Ordering Information
| Product Name | Catalog # | UNIT | Price | Qty | FAVORITES | |
LXR alpha/NR1H3 Double Nickase Plasmid (m) | sc-423616-NIC | 20 µg | $410.00 | |||
LXR alpha/NR1H3 Double Nickase Plasmid (m2) | sc-423616-NIC-2 | 20 µg | $410.00 |
Nr1h3 encodes liver X receptor alpha (LXRα/NR1H3), a ligand-activated nuclear receptor that heterodimerizes with RXR to regulate transcriptional programs controlling cholesterol efflux, bile acid metabolism, and fatty acid synthesis. LXRα integrates oxysterol sensing with lipoprotein handling by modulating targets involved in reverse cholesterol transport and sterol homeostasis, and it intersects with inflammatory signaling in macrophages through transrepression mechanisms. In mouse models, altered Nr1h3 activity has been used to study dyslipidemia, atherosclerosis-relevant foam cell biology, hepatic steatosis, and metabolic inflammation. These functions make NR1H3 a key node for investigating immunometabolic crosstalk across liver, adipose tissue, and innate immune compartments.

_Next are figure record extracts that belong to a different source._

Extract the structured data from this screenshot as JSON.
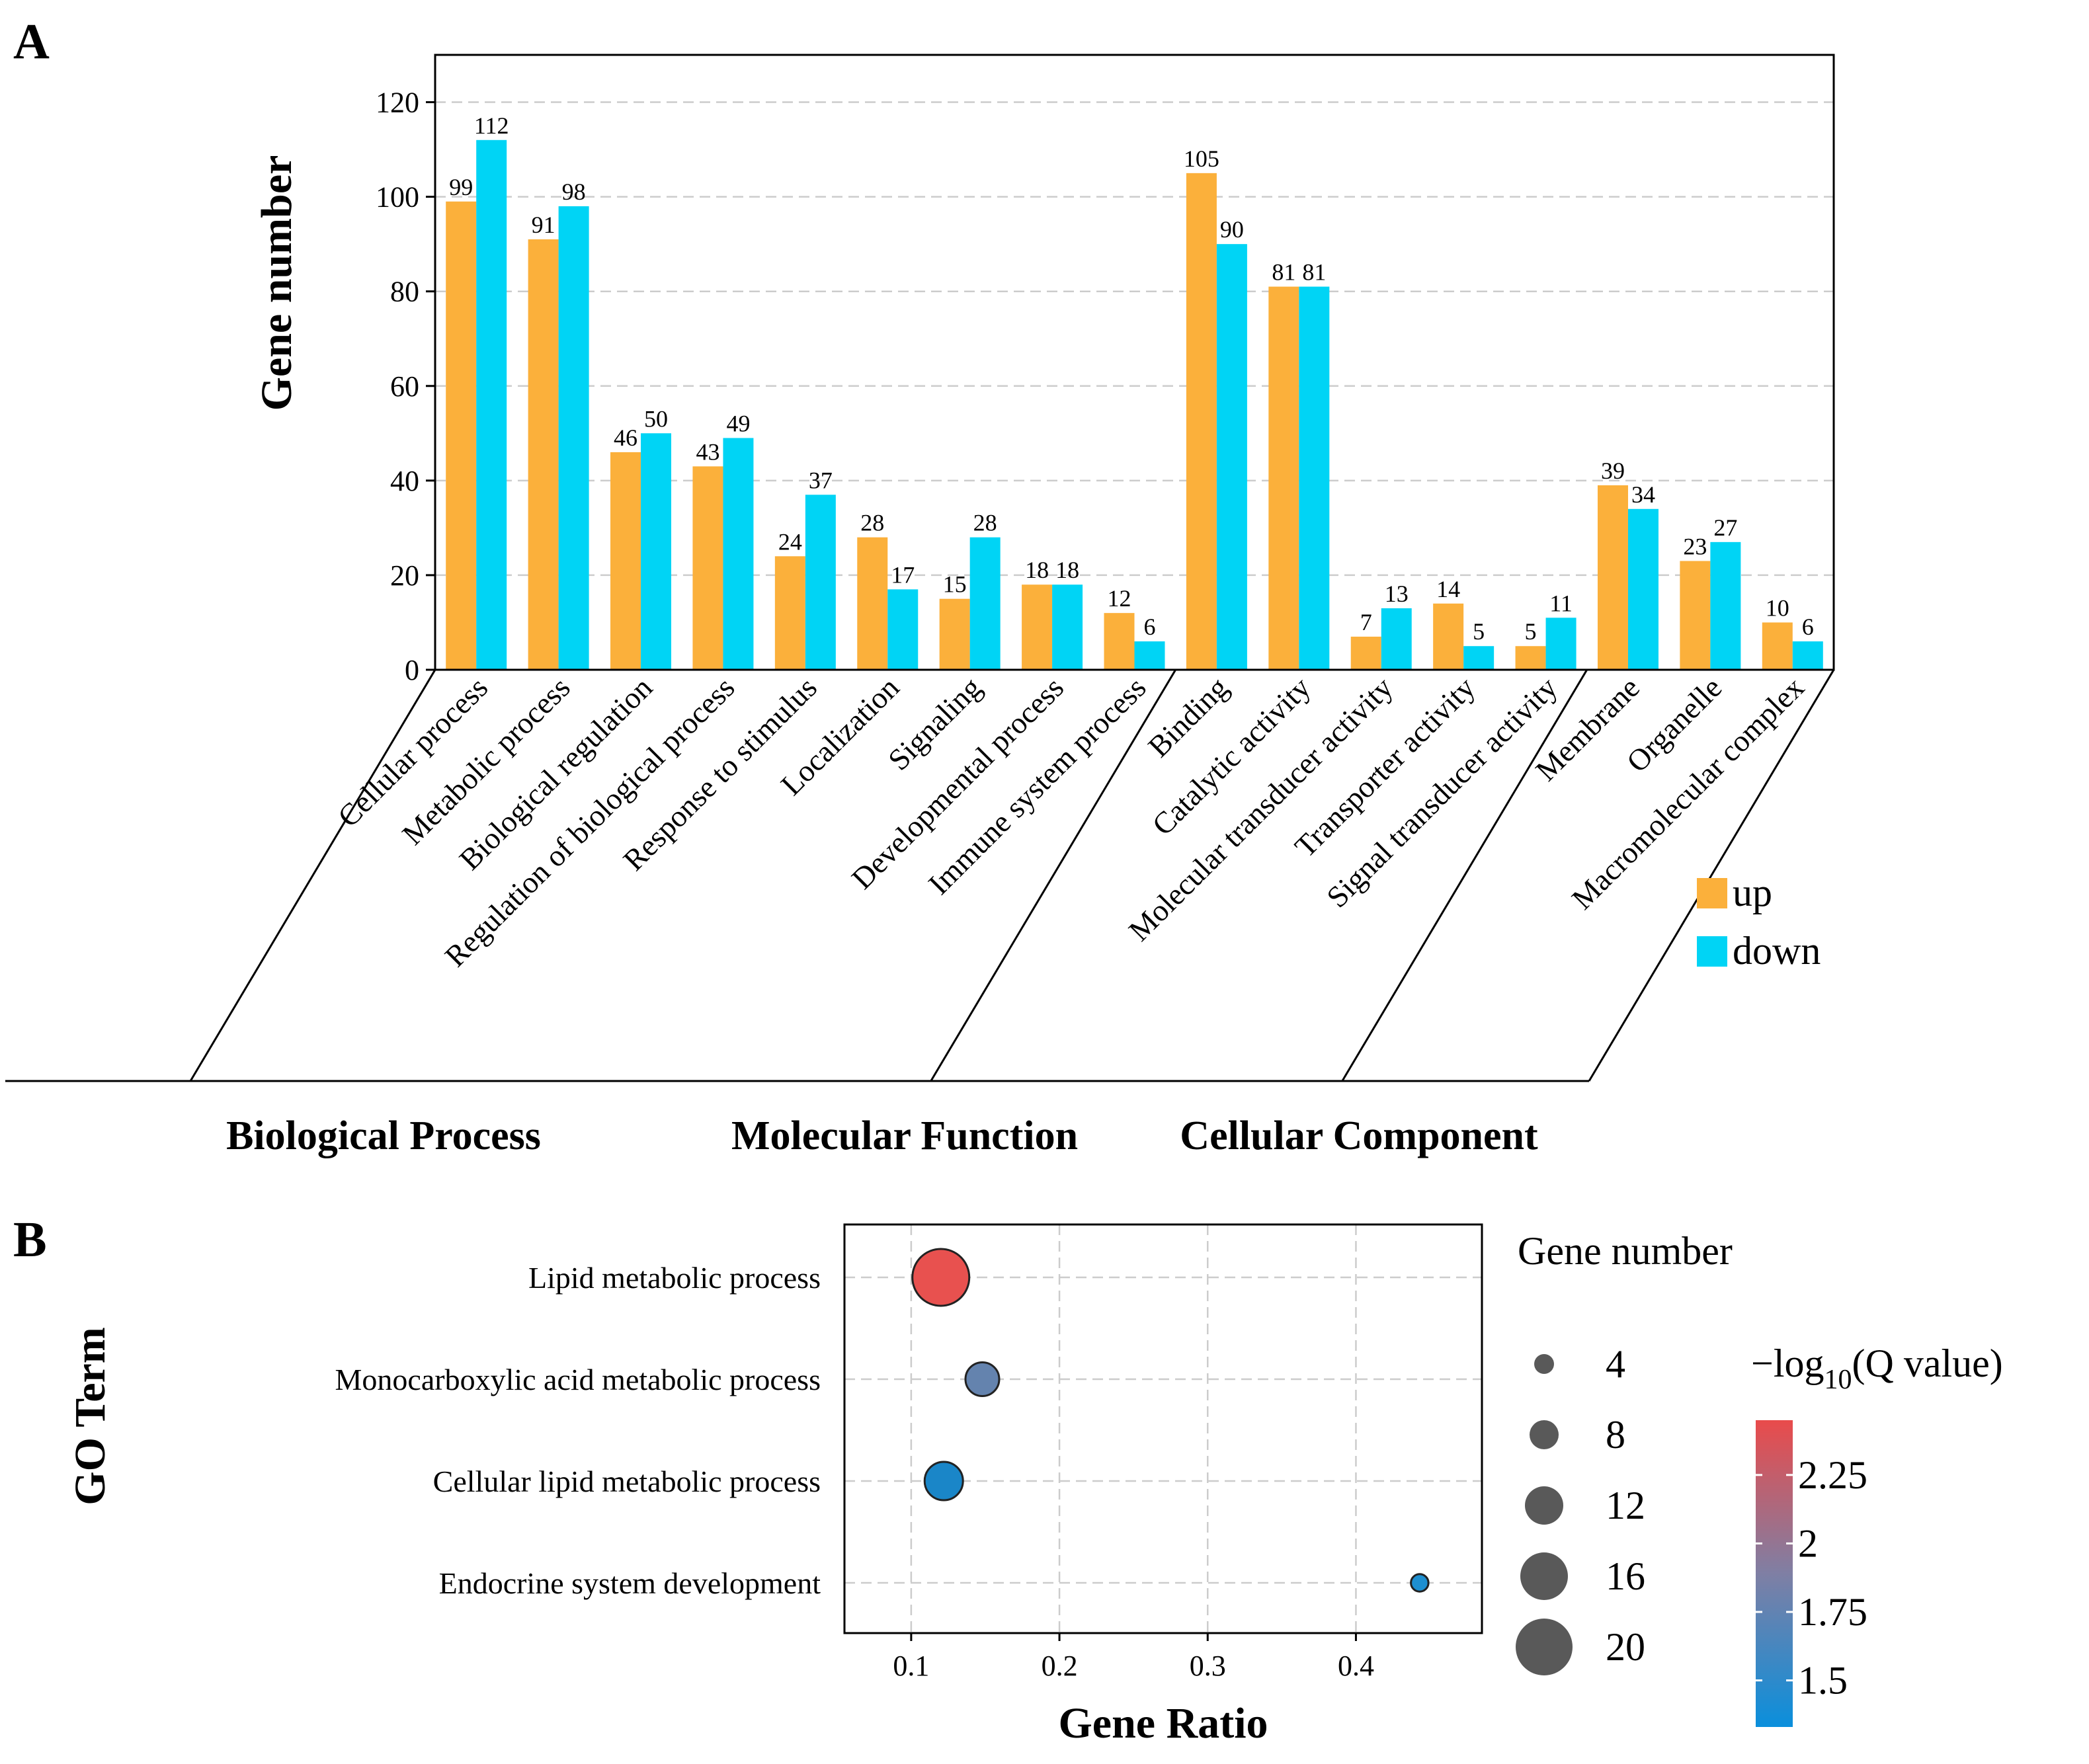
{
  "panels": {
    "a_label": "A",
    "b_label": "B"
  },
  "chart_data": [
    {
      "type": "bar",
      "ylabel": "Gene number",
      "ylim": [
        0,
        130
      ],
      "yticks": [
        "0",
        "20",
        "40",
        "60",
        "80",
        "100",
        "120"
      ],
      "grid": true,
      "categories": [
        "Cellular process",
        "Metabolic process",
        "Biological regulation",
        "Regulation of biological process",
        "Response to stimulus",
        "Localization",
        "Signaling",
        "Developmental process",
        "Immune system process",
        "Binding",
        "Catalytic activity",
        "Molecular transducer activity",
        "Transporter activity",
        "Signal transducer activity",
        "Membrane",
        "Organelle",
        "Macromolecular complex"
      ],
      "series": [
        {
          "name": "up",
          "color": "#FBB03B",
          "values": [
            99,
            91,
            46,
            43,
            24,
            28,
            15,
            18,
            12,
            105,
            81,
            7,
            14,
            5,
            39,
            23,
            10
          ]
        },
        {
          "name": "down",
          "color": "#00D4F5",
          "values": [
            112,
            98,
            50,
            49,
            37,
            17,
            28,
            18,
            6,
            90,
            81,
            13,
            5,
            11,
            34,
            27,
            6
          ]
        }
      ],
      "groups": [
        {
          "name": "Biological Process",
          "count": 9
        },
        {
          "name": "Molecular Function",
          "count": 5
        },
        {
          "name": "Cellular Component",
          "count": 3
        }
      ],
      "legend": {
        "position": "right",
        "entries": [
          "up",
          "down"
        ]
      }
    },
    {
      "type": "scatter",
      "xlabel": "Gene Ratio",
      "ylabel": "GO Term",
      "xlim": [
        0.055,
        0.485
      ],
      "xticks": [
        "0.1",
        "0.2",
        "0.3",
        "0.4"
      ],
      "grid": true,
      "points": [
        {
          "term": "Lipid metabolic process",
          "gene_ratio": 0.12,
          "gene_number": 20,
          "neg_log10_q": 2.4,
          "color": "#E8514F"
        },
        {
          "term": "Monocarboxylic acid metabolic process",
          "gene_ratio": 0.148,
          "gene_number": 10,
          "neg_log10_q": 1.72,
          "color": "#6483AE"
        },
        {
          "term": "Cellular lipid metabolic process",
          "gene_ratio": 0.122,
          "gene_number": 12,
          "neg_log10_q": 1.45,
          "color": "#1A86C8"
        },
        {
          "term": "Endocrine system development",
          "gene_ratio": 0.443,
          "gene_number": 3,
          "neg_log10_q": 1.4,
          "color": "#1E8FD0"
        }
      ],
      "size_legend": {
        "title": "Gene number",
        "values": [
          4,
          8,
          12,
          16,
          20
        ],
        "labels": [
          "4",
          "8",
          "12",
          "16",
          "20"
        ]
      },
      "color_legend": {
        "title_prefix": "−log",
        "title_sub": "10",
        "title_suffix": "(Q value)",
        "range": [
          1.33,
          2.45
        ],
        "ticks": [
          2.25,
          2,
          1.75,
          1.5
        ],
        "tick_labels": [
          "2.25",
          "2",
          "1.75",
          "1.5"
        ],
        "low_color": "#0A8FDC",
        "mid_color": "#7F7FA4",
        "high_color": "#E94B4B"
      }
    }
  ]
}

LXR alpha/NR1H3 Double Nickase Plasmid (m) consists of a matched pair of plasmids engineered for high-specificity editing of the Nr1h3 locus in mouse cell lines. Each plasmid expresses a Cas9 D10A nickase and a distinct sgRNA targeting opposite DNA strands within Nr1h3. When directed to adjacent sites on opposite DNA strands, the two nickases generate offset single-strand nicks that together produce a staggered double-strand break, requiring coordinated on-target activity from both guides. The resulting DNA break is resolved by endogenous cellular repair pathways, most commonly through non-homologous end joining (NHEJ), leading to insertions or deletions that disrupt Nr1h3 function. By requiring dual sgRNA engagement at the target locus, the double nicking approach enhances editing specificity and provides a complementary CRISPR strategy for applications where additional control over targeting precision is desired.

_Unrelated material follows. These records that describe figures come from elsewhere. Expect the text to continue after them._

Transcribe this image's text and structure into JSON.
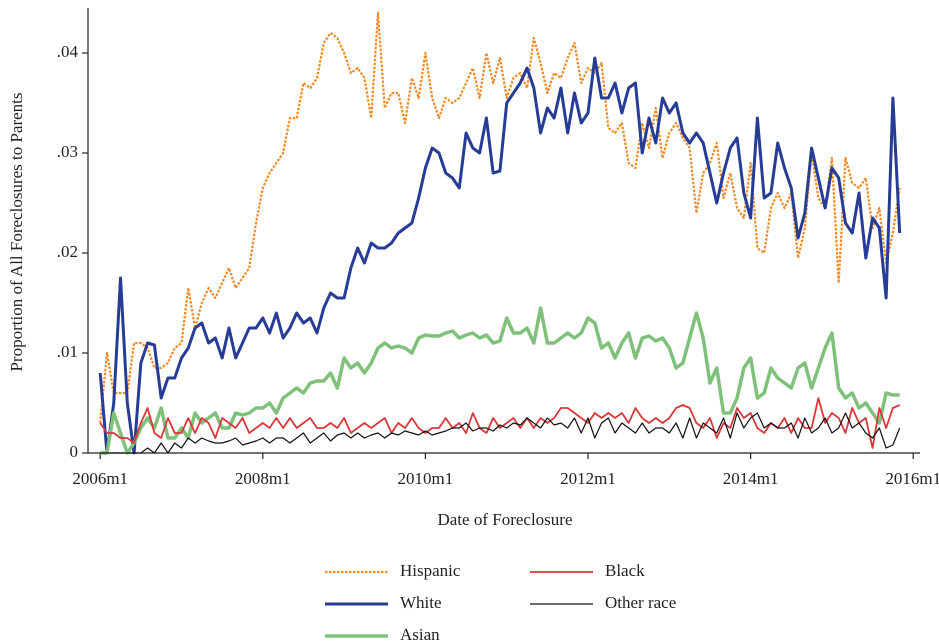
{
  "chart_data": {
    "type": "line",
    "ylabel": "Proportion of All Foreclosures to Parents",
    "xlabel": "Date of Foreclosure",
    "xlim": [
      550.2,
      673
    ],
    "xticks": [
      {
        "value": 552,
        "label": "2006m1"
      },
      {
        "value": 576,
        "label": "2008m1"
      },
      {
        "value": 600,
        "label": "2010m1"
      },
      {
        "value": 624,
        "label": "2012m1"
      },
      {
        "value": 648,
        "label": "2014m1"
      },
      {
        "value": 672,
        "label": "2016m1"
      }
    ],
    "ylim": [
      0,
      0.0445
    ],
    "yticks": [
      0,
      {
        "value": 0.01,
        "label": ".01"
      },
      {
        "value": 0.02,
        "label": ".02"
      },
      {
        "value": 0.03,
        "label": ".03"
      },
      {
        "value": 0.04,
        "label": ".04"
      }
    ],
    "grid": false,
    "legend": "bottom",
    "x": [
      552,
      553,
      554,
      555,
      556,
      557,
      558,
      559,
      560,
      561,
      562,
      563,
      564,
      565,
      566,
      567,
      568,
      569,
      570,
      571,
      572,
      573,
      574,
      575,
      576,
      577,
      578,
      579,
      580,
      581,
      582,
      583,
      584,
      585,
      586,
      587,
      588,
      589,
      590,
      591,
      592,
      593,
      594,
      595,
      596,
      597,
      598,
      599,
      600,
      601,
      602,
      603,
      604,
      605,
      606,
      607,
      608,
      609,
      610,
      611,
      612,
      613,
      614,
      615,
      616,
      617,
      618,
      619,
      620,
      621,
      622,
      623,
      624,
      625,
      626,
      627,
      628,
      629,
      630,
      631,
      632,
      633,
      634,
      635,
      636,
      637,
      638,
      639,
      640,
      641,
      642,
      643,
      644,
      645,
      646,
      647,
      648,
      649,
      650,
      651,
      652,
      653,
      654,
      655,
      656,
      657,
      658,
      659,
      660,
      661,
      662,
      663,
      664,
      665,
      666,
      667,
      668,
      669,
      670
    ],
    "series": [
      {
        "name": "Hispanic",
        "color": "#f08a24",
        "dash": "dotted",
        "width": 2.2,
        "values": [
          0.003,
          0.01,
          0.006,
          0.006,
          0.006,
          0.011,
          0.011,
          0.0105,
          0.0085,
          0.0085,
          0.009,
          0.0105,
          0.011,
          0.0165,
          0.0125,
          0.015,
          0.0165,
          0.0155,
          0.017,
          0.0185,
          0.0165,
          0.0175,
          0.0185,
          0.023,
          0.0265,
          0.028,
          0.029,
          0.03,
          0.0335,
          0.0335,
          0.037,
          0.0365,
          0.0375,
          0.041,
          0.042,
          0.0415,
          0.04,
          0.038,
          0.0385,
          0.0375,
          0.0335,
          0.044,
          0.0345,
          0.036,
          0.036,
          0.033,
          0.0375,
          0.0355,
          0.04,
          0.0355,
          0.0335,
          0.0355,
          0.035,
          0.0355,
          0.037,
          0.0385,
          0.0355,
          0.04,
          0.037,
          0.0395,
          0.0355,
          0.0375,
          0.038,
          0.0365,
          0.0415,
          0.039,
          0.036,
          0.038,
          0.0375,
          0.0395,
          0.041,
          0.037,
          0.0385,
          0.038,
          0.039,
          0.0325,
          0.032,
          0.033,
          0.029,
          0.0285,
          0.033,
          0.0305,
          0.0345,
          0.0295,
          0.032,
          0.033,
          0.0315,
          0.0305,
          0.024,
          0.028,
          0.029,
          0.031,
          0.0255,
          0.028,
          0.0245,
          0.0235,
          0.029,
          0.0205,
          0.02,
          0.0245,
          0.026,
          0.0245,
          0.026,
          0.0195,
          0.0225,
          0.03,
          0.0255,
          0.0245,
          0.0295,
          0.017,
          0.0295,
          0.027,
          0.0265,
          0.0275,
          0.0225,
          0.0245,
          0.019,
          0.022,
          0.0265
        ]
      },
      {
        "name": "White",
        "color": "#263c96",
        "width": 3,
        "values": [
          0.008,
          0,
          0.005,
          0.0175,
          0.005,
          0,
          0.009,
          0.011,
          0.0108,
          0.0055,
          0.0075,
          0.0075,
          0.0095,
          0.0105,
          0.0125,
          0.013,
          0.011,
          0.0115,
          0.0095,
          0.0125,
          0.0095,
          0.011,
          0.0125,
          0.0125,
          0.0135,
          0.012,
          0.014,
          0.0115,
          0.0125,
          0.014,
          0.013,
          0.0135,
          0.012,
          0.0145,
          0.016,
          0.0155,
          0.0155,
          0.0185,
          0.0205,
          0.019,
          0.021,
          0.0205,
          0.0205,
          0.021,
          0.022,
          0.0225,
          0.023,
          0.0255,
          0.0285,
          0.0305,
          0.03,
          0.028,
          0.0275,
          0.0265,
          0.032,
          0.0305,
          0.03,
          0.0335,
          0.028,
          0.0282,
          0.035,
          0.036,
          0.037,
          0.0385,
          0.0365,
          0.032,
          0.0345,
          0.0335,
          0.0365,
          0.032,
          0.036,
          0.033,
          0.034,
          0.0395,
          0.0355,
          0.0355,
          0.037,
          0.034,
          0.0365,
          0.037,
          0.03,
          0.0335,
          0.031,
          0.0355,
          0.034,
          0.035,
          0.032,
          0.031,
          0.032,
          0.031,
          0.028,
          0.025,
          0.028,
          0.0305,
          0.0315,
          0.026,
          0.0235,
          0.0335,
          0.0255,
          0.026,
          0.031,
          0.0285,
          0.0265,
          0.0215,
          0.024,
          0.0305,
          0.0275,
          0.0245,
          0.0285,
          0.0275,
          0.023,
          0.022,
          0.026,
          0.0195,
          0.0235,
          0.0225,
          0.0155,
          0.0355,
          0.022
        ]
      },
      {
        "name": "Asian",
        "color": "#7fc07a",
        "width": 3.5,
        "values": [
          0,
          0,
          0.004,
          0.002,
          0,
          0.001,
          0.0025,
          0.0035,
          0.0025,
          0.0045,
          0.0015,
          0.0015,
          0.0025,
          0.0015,
          0.004,
          0.003,
          0.0035,
          0.004,
          0.0025,
          0.0025,
          0.004,
          0.0038,
          0.004,
          0.0045,
          0.0045,
          0.005,
          0.004,
          0.0055,
          0.006,
          0.0065,
          0.006,
          0.007,
          0.0072,
          0.0072,
          0.008,
          0.0065,
          0.0095,
          0.0085,
          0.009,
          0.008,
          0.009,
          0.0105,
          0.011,
          0.0105,
          0.0107,
          0.0105,
          0.01,
          0.0115,
          0.0118,
          0.0117,
          0.0117,
          0.012,
          0.0122,
          0.0115,
          0.0118,
          0.012,
          0.0115,
          0.0118,
          0.011,
          0.0112,
          0.0135,
          0.012,
          0.012,
          0.0125,
          0.011,
          0.0145,
          0.011,
          0.011,
          0.0115,
          0.012,
          0.0115,
          0.012,
          0.0135,
          0.013,
          0.0105,
          0.011,
          0.0095,
          0.011,
          0.012,
          0.0095,
          0.0115,
          0.0117,
          0.0112,
          0.0115,
          0.0105,
          0.0085,
          0.009,
          0.0115,
          0.014,
          0.0115,
          0.007,
          0.0085,
          0.004,
          0.004,
          0.0055,
          0.0085,
          0.0095,
          0.0055,
          0.006,
          0.0085,
          0.0075,
          0.007,
          0.0065,
          0.0085,
          0.009,
          0.0065,
          0.0085,
          0.0105,
          0.012,
          0.0065,
          0.0055,
          0.006,
          0.0045,
          0.005,
          0.004,
          0.003,
          0.006,
          0.0058,
          0.0058
        ]
      },
      {
        "name": "Black",
        "color": "#d9383a",
        "width": 1.8,
        "values": [
          0.003,
          0.002,
          0.002,
          0.0015,
          0.0015,
          0.001,
          0.003,
          0.0045,
          0.002,
          0.0015,
          0.0035,
          0.002,
          0.002,
          0.0035,
          0.002,
          0.0035,
          0.003,
          0.0015,
          0.0035,
          0.003,
          0.0025,
          0.0035,
          0.002,
          0.0025,
          0.003,
          0.0025,
          0.0035,
          0.0025,
          0.0035,
          0.0025,
          0.003,
          0.0035,
          0.0025,
          0.0025,
          0.003,
          0.0025,
          0.0035,
          0.002,
          0.0025,
          0.003,
          0.0025,
          0.003,
          0.0035,
          0.002,
          0.003,
          0.0025,
          0.0035,
          0.0025,
          0.002,
          0.0025,
          0.0025,
          0.0035,
          0.0025,
          0.003,
          0.002,
          0.004,
          0.0025,
          0.002,
          0.0035,
          0.0025,
          0.003,
          0.0035,
          0.0025,
          0.0035,
          0.0025,
          0.0035,
          0.003,
          0.0035,
          0.0045,
          0.0045,
          0.004,
          0.0035,
          0.003,
          0.004,
          0.0035,
          0.004,
          0.0035,
          0.004,
          0.003,
          0.0045,
          0.0035,
          0.003,
          0.0035,
          0.003,
          0.0035,
          0.0045,
          0.0048,
          0.0045,
          0.003,
          0.0025,
          0.0035,
          0.0015,
          0.003,
          0.0025,
          0.0045,
          0.0035,
          0.004,
          0.0025,
          0.002,
          0.003,
          0.0025,
          0.0035,
          0.002,
          0.0035,
          0.0025,
          0.0025,
          0.0055,
          0.003,
          0.004,
          0.0035,
          0.002,
          0.0045,
          0.003,
          0.0035,
          0.0005,
          0.0045,
          0.0025,
          0.0045,
          0.0048
        ]
      },
      {
        "name": "Other race",
        "color": "#111111",
        "width": 1.2,
        "values": [
          0,
          0,
          0,
          0,
          0,
          0,
          0,
          0.0005,
          0,
          0.001,
          0,
          0.001,
          0.0005,
          0.0015,
          0.001,
          0.0015,
          0.0012,
          0.001,
          0.001,
          0.0012,
          0.0015,
          0.0008,
          0.001,
          0.0012,
          0.0015,
          0.001,
          0.0015,
          0.0015,
          0.001,
          0.0015,
          0.002,
          0.001,
          0.0015,
          0.002,
          0.0012,
          0.0018,
          0.002,
          0.0015,
          0.002,
          0.0015,
          0.0018,
          0.002,
          0.0015,
          0.002,
          0.0018,
          0.0022,
          0.002,
          0.0018,
          0.0022,
          0.0018,
          0.002,
          0.0022,
          0.0025,
          0.0025,
          0.003,
          0.0022,
          0.0025,
          0.0025,
          0.0022,
          0.0028,
          0.0025,
          0.003,
          0.0028,
          0.0035,
          0.003,
          0.0025,
          0.0035,
          0.0028,
          0.003,
          0.0025,
          0.0035,
          0.002,
          0.0035,
          0.0015,
          0.003,
          0.0035,
          0.002,
          0.003,
          0.0025,
          0.002,
          0.003,
          0.002,
          0.0025,
          0.0025,
          0.002,
          0.003,
          0.0015,
          0.0035,
          0.0015,
          0.003,
          0.0025,
          0.002,
          0.0035,
          0.0015,
          0.004,
          0.0025,
          0.0035,
          0.004,
          0.0025,
          0.003,
          0.0025,
          0.0025,
          0.003,
          0.0015,
          0.0035,
          0.002,
          0.0025,
          0.0035,
          0.002,
          0.0025,
          0.004,
          0.0025,
          0.003,
          0.002,
          0.0015,
          0.0025,
          0.0005,
          0.0008,
          0.0025
        ]
      }
    ]
  }
}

To support efficient identification of edited cells, one plasmid encodes GFP for fluorescent visualization of transfected populations, while the companion plasmid carries a puromycin resistance gene for antibiotic selection. Together, these features support efficient enrichment of co-transfected populations and simplify the validation of Nr1h3-disrupted clones.
For Research Use Only. Not Intended for Diagnostic or Therapeutic Use.